It was the first Mineola Historical Society marker to be placed in the village—with more to come in the coming years—members of the village, the historical society and Family & Children’s Association (FCA) came together last week to hold a dedication ceremony.
On a cold damp day in late October, a small group of people watched the marker honoring the FCA Children’s Home be installed on the brick chimney wall of the Little League snack bar building on Willis Avenue at the Mineola Athletic Association Baseball fields.
“This is the first Mineola Historical marker to be put in place,” Vice President of the Mineola Historical Society Peter Burnside said. “The dedication is for the first of its kind Children’s Home on Long Island and was a big improvement over the previously state-run facilities, which were a little better than work houses. When we think of the place that Oliver Twist or Orphan Annie lived in, we can see that a privately run facility with strong supervision by caring benefactors was a big improvement for the children. Nationally we have to thank the likes of Louisa Lee Schyler—the great granddaughter of Alexander Hamilton—and other notable ladies at the time who badgered Congress to allow private institutions to build and operate compassionate homes for unwanted children. The grounds were open to neighborhood children to play, exercise and mingle with the residents of the home.”
Burnside added that The Children’s Home in Mineola was an ideal place for these orphans and abandoned children. In the mid 1800s, Hempstead resident Kate Riddell secured the plot of land and supervised the day-to-day operations of the facilities. Doctor Charles Finn ran a clinic to attend to the welfare of the children on the property. Former trustees Benjamin Hicks and George W. Bergen were local gentry who were also heavily involved with the day-to-day activities.

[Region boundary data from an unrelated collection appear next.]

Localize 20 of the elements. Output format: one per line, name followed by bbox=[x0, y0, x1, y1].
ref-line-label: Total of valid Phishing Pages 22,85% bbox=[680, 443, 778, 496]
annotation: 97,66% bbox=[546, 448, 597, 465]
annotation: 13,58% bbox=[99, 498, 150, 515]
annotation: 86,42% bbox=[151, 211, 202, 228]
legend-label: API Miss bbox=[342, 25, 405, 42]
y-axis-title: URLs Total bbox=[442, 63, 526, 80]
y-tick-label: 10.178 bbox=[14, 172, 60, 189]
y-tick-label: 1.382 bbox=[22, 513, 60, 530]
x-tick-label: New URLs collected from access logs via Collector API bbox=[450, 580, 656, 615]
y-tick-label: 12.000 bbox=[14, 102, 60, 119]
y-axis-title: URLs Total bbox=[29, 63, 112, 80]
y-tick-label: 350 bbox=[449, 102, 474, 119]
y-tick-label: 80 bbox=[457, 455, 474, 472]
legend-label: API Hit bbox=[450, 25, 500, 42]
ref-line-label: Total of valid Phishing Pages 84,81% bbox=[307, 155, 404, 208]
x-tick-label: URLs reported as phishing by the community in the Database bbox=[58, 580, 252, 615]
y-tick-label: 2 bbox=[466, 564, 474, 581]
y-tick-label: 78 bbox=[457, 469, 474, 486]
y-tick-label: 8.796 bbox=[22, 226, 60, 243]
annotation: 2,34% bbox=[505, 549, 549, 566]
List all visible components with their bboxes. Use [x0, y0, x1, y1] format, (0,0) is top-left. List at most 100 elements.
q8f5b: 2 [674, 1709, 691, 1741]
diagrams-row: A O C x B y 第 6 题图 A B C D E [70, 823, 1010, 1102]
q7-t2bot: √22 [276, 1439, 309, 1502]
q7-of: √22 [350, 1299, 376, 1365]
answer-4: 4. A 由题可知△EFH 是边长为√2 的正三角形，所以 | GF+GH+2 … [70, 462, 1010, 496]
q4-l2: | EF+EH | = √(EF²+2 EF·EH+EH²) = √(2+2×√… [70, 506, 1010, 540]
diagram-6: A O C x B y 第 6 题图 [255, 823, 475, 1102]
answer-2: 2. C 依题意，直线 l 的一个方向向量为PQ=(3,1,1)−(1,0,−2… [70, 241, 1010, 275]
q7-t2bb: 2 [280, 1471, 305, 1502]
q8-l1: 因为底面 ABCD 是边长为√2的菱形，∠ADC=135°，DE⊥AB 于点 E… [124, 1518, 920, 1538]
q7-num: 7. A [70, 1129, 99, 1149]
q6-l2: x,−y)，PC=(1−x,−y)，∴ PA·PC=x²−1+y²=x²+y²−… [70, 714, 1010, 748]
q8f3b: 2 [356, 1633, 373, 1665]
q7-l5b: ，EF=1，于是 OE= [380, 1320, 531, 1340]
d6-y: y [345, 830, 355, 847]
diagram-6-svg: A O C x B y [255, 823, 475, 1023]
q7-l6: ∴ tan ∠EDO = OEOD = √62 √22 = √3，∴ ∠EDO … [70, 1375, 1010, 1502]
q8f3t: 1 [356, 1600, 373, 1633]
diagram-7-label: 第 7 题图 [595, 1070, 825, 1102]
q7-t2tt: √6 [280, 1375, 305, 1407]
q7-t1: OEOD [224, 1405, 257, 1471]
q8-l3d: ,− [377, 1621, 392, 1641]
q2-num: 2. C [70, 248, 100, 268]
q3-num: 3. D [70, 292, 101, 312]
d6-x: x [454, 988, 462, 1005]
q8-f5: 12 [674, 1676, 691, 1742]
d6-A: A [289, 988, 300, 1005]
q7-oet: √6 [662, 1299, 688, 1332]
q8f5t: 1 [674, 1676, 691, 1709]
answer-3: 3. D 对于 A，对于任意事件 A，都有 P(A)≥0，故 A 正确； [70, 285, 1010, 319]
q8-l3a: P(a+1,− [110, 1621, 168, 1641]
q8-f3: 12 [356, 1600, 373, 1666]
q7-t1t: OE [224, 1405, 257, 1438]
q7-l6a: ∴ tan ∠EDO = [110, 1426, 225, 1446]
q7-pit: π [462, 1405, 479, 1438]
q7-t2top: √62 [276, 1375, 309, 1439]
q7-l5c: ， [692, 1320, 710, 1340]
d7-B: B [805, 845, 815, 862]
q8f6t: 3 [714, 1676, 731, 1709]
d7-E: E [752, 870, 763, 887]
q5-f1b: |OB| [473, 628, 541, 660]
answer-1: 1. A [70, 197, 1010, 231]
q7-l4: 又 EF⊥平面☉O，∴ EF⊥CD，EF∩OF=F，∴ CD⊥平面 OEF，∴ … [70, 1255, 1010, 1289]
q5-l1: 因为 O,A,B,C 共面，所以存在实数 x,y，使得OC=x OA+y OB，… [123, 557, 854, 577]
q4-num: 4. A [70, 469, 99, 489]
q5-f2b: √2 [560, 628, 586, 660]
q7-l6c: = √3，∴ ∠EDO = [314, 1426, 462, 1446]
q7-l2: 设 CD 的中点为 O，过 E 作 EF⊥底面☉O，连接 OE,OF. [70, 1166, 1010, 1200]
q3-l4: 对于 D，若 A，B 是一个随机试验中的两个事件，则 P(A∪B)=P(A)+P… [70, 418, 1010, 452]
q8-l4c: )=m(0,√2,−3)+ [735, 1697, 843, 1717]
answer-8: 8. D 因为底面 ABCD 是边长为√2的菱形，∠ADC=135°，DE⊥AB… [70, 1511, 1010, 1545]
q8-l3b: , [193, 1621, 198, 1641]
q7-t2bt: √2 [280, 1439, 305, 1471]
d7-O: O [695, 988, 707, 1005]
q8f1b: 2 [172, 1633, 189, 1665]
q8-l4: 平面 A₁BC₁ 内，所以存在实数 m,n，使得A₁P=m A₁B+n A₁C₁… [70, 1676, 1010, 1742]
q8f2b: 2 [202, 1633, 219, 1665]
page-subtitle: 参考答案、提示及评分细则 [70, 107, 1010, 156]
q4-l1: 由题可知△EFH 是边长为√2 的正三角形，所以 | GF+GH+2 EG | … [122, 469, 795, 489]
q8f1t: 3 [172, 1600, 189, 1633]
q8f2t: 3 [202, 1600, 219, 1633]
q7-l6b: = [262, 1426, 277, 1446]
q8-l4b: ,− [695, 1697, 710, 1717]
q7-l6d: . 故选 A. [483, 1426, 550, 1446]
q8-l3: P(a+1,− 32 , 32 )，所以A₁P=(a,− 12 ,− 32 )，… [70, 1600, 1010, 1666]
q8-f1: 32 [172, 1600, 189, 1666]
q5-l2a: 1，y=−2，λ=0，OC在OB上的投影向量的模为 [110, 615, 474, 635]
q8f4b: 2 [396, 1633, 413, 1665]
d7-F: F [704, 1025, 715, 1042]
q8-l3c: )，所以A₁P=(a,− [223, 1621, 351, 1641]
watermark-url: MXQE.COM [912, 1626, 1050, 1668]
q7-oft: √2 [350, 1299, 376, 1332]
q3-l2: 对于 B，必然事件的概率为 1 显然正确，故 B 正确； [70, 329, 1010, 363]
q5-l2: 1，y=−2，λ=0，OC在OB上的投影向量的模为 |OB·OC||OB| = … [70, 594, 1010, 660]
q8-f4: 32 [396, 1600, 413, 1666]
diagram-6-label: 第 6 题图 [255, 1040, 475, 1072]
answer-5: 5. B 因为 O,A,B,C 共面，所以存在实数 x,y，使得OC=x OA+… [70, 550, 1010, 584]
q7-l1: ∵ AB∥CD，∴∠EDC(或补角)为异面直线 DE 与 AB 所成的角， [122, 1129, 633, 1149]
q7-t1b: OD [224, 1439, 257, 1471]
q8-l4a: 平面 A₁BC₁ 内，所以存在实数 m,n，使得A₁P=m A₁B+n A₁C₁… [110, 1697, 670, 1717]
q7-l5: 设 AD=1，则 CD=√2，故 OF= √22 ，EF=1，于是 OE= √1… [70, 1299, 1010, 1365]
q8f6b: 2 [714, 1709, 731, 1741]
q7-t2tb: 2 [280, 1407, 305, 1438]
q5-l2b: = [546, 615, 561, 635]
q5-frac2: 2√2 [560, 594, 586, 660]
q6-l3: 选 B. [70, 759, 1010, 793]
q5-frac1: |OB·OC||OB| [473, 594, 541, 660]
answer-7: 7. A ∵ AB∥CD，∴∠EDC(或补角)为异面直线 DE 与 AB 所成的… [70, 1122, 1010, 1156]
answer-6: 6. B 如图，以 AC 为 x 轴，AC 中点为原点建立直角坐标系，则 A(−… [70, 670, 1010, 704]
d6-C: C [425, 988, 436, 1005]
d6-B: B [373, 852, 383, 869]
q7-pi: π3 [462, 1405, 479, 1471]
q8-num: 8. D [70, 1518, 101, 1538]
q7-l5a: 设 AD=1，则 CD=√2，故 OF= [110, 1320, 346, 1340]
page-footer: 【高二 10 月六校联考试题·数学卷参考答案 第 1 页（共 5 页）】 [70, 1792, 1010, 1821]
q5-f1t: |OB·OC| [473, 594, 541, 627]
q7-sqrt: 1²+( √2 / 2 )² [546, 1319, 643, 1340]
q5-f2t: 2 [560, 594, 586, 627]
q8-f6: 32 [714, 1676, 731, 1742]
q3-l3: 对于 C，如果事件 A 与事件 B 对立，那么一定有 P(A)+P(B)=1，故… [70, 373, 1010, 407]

The location of The Children’s Home was the original location of where FCA once stood where the three-story Victorian home housed 64 orphans. This land was given to the Village of Mineola in 1950 under the circumstance that the premises should only be used for the establishment of a children’s park, playground, recreational center, and places for housing of children’s organizations such as Boy Scouts, Girl Scouts, Police Boys clubs. The FCA celebrated is 135th anniversary two years ago in 2019. FCA is a nonprofit agency helping more than 30,000 Long Islanders each year and has worked to protect and strengthen vulnerable children, seniors, families and communities on the Island. FCA is currently located in its new headquarters at 377 Oak St. in Garden City.
“Former president of the Mineola Historical Society Neil Young had a vision of a historical marker trail in Mineola, but passed away before he could see his dream fulfilled, so we have picked up the torch and plan to continue with the mission,” Burnside added. “We have about 12 more on the list and some of them such as, the ‘Opera House’, ‘Mineola Theater,’ ‘Nassau Hospital’ and ‘St. Paul’s Chapel’ are already in the works. Others include the ‘Old Library’ and ‘Long Island Motor Parkway’ (aka Vanderbilt”s Motorway) are in the not-too-distant future. It takes time and money to do this and each bronze marker costs almost $400. We are always happy to receive donations to the cause.”
Deputy Mayor Paul Pereira, who was in attendance at the dedication ceremony, praised the historical society and FCA’s efforts in promoting local history and noted how the donation of land in 1950 from the board of the Children’s Home to the village has impacted multiple generations of children in the community.
If you would like to help the historical society, donations can be made out to Mineola Historical Society, and be mailed to P.O. Box 423, Mineola NY 11501.
“The dedication ceremony went well,” Burnside said. “Unfortunately, we had hoped to advertise this at the street fair, but that was a washout, so not many people from the local community showed up.”